Indeed, it is worth remembering that the Prague Spring, after which this period of tumult and aspiration has been named, took place so long before the advent of real and lasting reforms in Czechoslovakia (now, of course, two countries) that when a spokesperson for Mikhail Gorbachev was asked the difference between his reforms and those of Alexander Dubcek in 1968, he said, "nineteen years." Communism did not fall there until 21 years after the "end" of the Prague Spring. When it did, the transformation that came so "swiftly" was called by an entirely different name -- "the Velvet Revolution."
(Excerpt) Read more at rothkopf.foreignpolicy.com ...
Come next November, we’ll be celebrating the “Autumn of Relief” as the Holidays will turn much brighter—Americans will be celebrating the defeat of Hussein and his lackeys in Congress.
No, we already had that. It happened on the sidewalks and streets inhabited by the Barak-upiers.
Truth in labeling would give them other names anyways.
Islamic Uprising or whatever
Is it ever. The phrase no doubt the neologistic creation of some wide-eyed, woefully naive member of the MSM
Islamist uprising or fundamentalist uprising would have been most more accurate.

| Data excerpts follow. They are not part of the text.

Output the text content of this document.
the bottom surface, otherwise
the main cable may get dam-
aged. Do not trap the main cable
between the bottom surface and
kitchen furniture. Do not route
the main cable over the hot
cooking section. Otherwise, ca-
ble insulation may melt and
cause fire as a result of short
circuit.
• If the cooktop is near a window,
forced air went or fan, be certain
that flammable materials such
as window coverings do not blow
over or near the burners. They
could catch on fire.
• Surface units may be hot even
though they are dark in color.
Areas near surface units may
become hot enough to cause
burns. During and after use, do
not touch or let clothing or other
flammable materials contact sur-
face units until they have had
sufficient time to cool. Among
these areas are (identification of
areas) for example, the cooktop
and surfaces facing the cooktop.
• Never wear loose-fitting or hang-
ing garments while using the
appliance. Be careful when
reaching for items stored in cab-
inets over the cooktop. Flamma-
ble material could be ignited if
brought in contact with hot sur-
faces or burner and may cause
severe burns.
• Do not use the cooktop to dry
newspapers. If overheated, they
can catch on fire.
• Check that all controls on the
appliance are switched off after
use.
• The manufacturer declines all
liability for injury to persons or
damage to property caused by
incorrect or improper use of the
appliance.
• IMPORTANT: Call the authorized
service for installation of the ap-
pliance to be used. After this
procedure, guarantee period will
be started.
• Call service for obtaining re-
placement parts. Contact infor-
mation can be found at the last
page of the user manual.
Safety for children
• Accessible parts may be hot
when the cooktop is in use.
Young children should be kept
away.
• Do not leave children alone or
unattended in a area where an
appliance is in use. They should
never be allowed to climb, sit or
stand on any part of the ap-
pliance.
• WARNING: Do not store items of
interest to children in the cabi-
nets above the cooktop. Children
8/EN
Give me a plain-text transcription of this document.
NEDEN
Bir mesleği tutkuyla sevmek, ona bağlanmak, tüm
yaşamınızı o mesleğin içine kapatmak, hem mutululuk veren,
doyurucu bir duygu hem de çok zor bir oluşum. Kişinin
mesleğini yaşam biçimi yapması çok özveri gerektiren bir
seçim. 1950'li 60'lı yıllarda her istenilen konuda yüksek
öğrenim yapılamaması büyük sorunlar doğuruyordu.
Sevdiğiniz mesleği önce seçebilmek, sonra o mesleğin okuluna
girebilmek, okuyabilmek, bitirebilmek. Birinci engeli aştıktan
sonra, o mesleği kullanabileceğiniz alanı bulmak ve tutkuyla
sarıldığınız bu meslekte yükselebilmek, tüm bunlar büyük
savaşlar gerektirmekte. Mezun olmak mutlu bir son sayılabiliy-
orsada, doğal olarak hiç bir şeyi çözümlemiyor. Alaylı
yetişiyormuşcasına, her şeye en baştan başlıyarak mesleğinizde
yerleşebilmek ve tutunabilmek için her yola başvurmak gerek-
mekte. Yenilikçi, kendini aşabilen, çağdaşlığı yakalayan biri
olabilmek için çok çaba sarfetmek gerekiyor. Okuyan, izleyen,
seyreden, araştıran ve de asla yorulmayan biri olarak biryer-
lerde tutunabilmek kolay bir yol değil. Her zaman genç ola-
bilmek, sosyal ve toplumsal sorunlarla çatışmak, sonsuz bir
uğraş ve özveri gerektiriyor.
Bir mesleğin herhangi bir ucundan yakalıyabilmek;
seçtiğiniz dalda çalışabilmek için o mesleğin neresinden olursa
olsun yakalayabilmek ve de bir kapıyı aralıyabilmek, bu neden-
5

How bout IslamoFascist takeover. A bit more descriptive I think.
How about we do an American Spring and demand el-douche bag resign for destroying the American dream?
Obama’s Jihad.
The winter of our despair
“BAAAAA!”
(“Arab Spring...manly, yes, but I like it too.”)
“No, we already had that. It happened on the sidewalks and streets inhabited by the Barak-upiers.”
There was some relieving going on, wasn’t there?
I think the term is a spin-off of Prague Spring; that is, according to Wikipedia: The Prague Spring (Czech: Praské jaro, Slovak: Praská jar) was a period of political liberalization in Czechoslovakia during the era of its domination by the Soviet Union after World War II. It began on 5 January 1968, when reformist Alexander DubÄek was elected the First Secretary of Communist Party of Czechoslovakia, and continued until 21 August when the Soviet Union and members of the Warsaw Pact invaded the country to halt the reforms.
Arab Spring - a puddle of water in the middle of the desert.
Arab Sprung.
It’s such a nice sounding term like the soap Irish spring, ah refreshing no?
We went straight to winter. No summer. No fall. No hope.